My obsession with all things roasted vegetables has gotten completely out of hand.
I suppose that going without an oven for close to seven weeks will do that to a person??? At least that’s what I’m telling myself. I mean, it’s totally normally to make up for lost time by having them pretty much every night, right? Wait, don’t answer that.
So, it should come as no surprise that today’s idea for a healthier Thanksgiving side dish features none other than my fav … roasted veggies! Roasted root veggies to be exact.
Well, sorta. The carrots and parsnips are root vegetables … andddd I just so happen to love brussels sprouts. So we’re throwing some of those in there as well. Cool? Yes!
Then! We combine it with another favorite of mine – pilaf! But with quinoa. We’re getting saucy all up in here! You know, because it’s usually made with rice? Oy – lame joke central here today. I’m sorry? But not really.

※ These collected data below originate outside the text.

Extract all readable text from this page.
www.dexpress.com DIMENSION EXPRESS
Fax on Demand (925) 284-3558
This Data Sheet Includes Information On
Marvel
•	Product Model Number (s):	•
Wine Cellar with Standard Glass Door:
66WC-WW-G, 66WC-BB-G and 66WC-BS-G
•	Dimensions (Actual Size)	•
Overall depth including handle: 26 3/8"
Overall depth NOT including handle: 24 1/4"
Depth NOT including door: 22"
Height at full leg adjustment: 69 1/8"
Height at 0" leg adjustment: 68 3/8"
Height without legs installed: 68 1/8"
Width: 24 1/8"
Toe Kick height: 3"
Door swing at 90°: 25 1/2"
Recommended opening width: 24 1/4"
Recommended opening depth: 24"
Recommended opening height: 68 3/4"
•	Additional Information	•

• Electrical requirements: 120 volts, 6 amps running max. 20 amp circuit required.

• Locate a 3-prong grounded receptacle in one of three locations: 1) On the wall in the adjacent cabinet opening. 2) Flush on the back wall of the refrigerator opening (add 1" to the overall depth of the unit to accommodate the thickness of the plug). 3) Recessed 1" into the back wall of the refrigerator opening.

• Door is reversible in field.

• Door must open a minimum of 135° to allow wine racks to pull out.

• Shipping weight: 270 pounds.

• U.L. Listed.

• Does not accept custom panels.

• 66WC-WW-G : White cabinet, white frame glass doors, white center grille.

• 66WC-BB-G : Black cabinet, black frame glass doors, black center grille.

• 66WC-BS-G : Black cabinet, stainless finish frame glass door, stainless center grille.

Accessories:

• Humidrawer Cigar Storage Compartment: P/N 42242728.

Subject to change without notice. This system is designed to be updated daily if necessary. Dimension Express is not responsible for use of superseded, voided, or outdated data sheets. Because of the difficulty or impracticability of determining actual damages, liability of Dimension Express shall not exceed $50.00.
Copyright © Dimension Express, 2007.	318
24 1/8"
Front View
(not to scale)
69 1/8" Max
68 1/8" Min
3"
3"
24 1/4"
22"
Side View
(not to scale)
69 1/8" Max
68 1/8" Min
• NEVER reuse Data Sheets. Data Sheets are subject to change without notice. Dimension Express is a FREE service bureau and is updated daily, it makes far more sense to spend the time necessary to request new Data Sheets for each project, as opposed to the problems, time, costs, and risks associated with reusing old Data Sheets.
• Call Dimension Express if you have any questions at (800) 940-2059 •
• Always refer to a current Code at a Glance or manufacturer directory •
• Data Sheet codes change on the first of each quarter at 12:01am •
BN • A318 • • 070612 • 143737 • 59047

Now, just alone the quinoa pilaf is pretty darn awesome and packed with flavor. But when we toss it together with those maple roasted vegetables?
It’s healthy side dish heaven. Roasted root vegetable quinoa pilaf for the win!
Like always, let’s chat some tips & tricks for the recipe.
The key to the roasted veggies is to cut them all to approximately the same size. Use your judgment! This way they roast evenly and will all be finished cooking at the same time. For example, brussels sprouts can be a variety of sizes even within one bag – so quarter if you need to (or leave whole, etc.).
Making this dish for turkey day? The whole thing can be made in advance! Just store in an airtight container in the fridge and reheat when needed. Awesome.
So, we are clearly in the midst of thanksgiving recipe season, but this dish is fantastic just for a regular meal. It even works as a main dish – I can say from experience that it’s most excellent when topped with a fried, runny egg. Swoon swoon.
It’s pretty pilaf perfection! Now how’s that for some alliteration this Monday morning!
Looking for more Thanksgiving recipe ideas!? Be sure to check out the turkey day archives for loads of fun dishes! Find em’ here! —> Thanksgiving Recipes
Yield:about 6 servings, as a side
Roasted Root Vegetable Quinoa Pilaf
Prep Time:20 minutes
Cook Time:25 minutes
Total Time:45 minutes
Healthy, flavorful and colorful roasted root vegetable quinoa pilaf! Perfect for Thanksgiving – the whole dish can be made in advance!
3 medium carrots, peeled and cut into 1 ½ to 2-inch sticks
2 medium parsnips, peeled and cut into 1 ½ to 2-inch sticks
½ pound brussels sprouts, trimmed and halved (quartered if large)
2 tablespoons olive oil
1 tablespoon pure maple syrup
¼ teaspoon salt
¼ teaspoon pepper
For the quinoa:
2 tablespoons olive oil
3 cloves garlic, minced
⅓ cup raw pecans, chopped
1 cup uncooked quinoa, rinsed
2 cups low-sodium vegetable broth
½ teaspoon salt
minced chives, for garnish (optional)
For the veggies:
Preheat the oven to 400ºF.
Add the onion, carrots, parsnip and brussels sprouts to a large rimmed baking sheet. Drizzle with the olive oil and maple syrup, then sprinkle with the salt and pepper. Toss to combine and spread in an even layer. Bake for about 25 to 30 minutes, stirring once halfway through, until tender and starting to brown. Remove from the oven and let cool for about 5 minutes.
For the quinoa:
Meanwhile, set a medium saucepan over medium heat. Add in the olive oil. When hot, add in the garlic and pecans and cook for about 2 minutes, stirring frequently, until toasted and fragrant. Add in the quinoa, broth and salt. Bring the mixture to a boil, then cover, reduce the heat and let simmer for about 15 minutes, until the broth is absorbed. Turn off the heat and let sit covered for 5 minutes, then fluff the quinoa with a fork.
Add the quinoa to a bowl, along with the roasted veggies. Toss to combine. Season with additional salt / pepper as needed. Garnish with the chives and serve!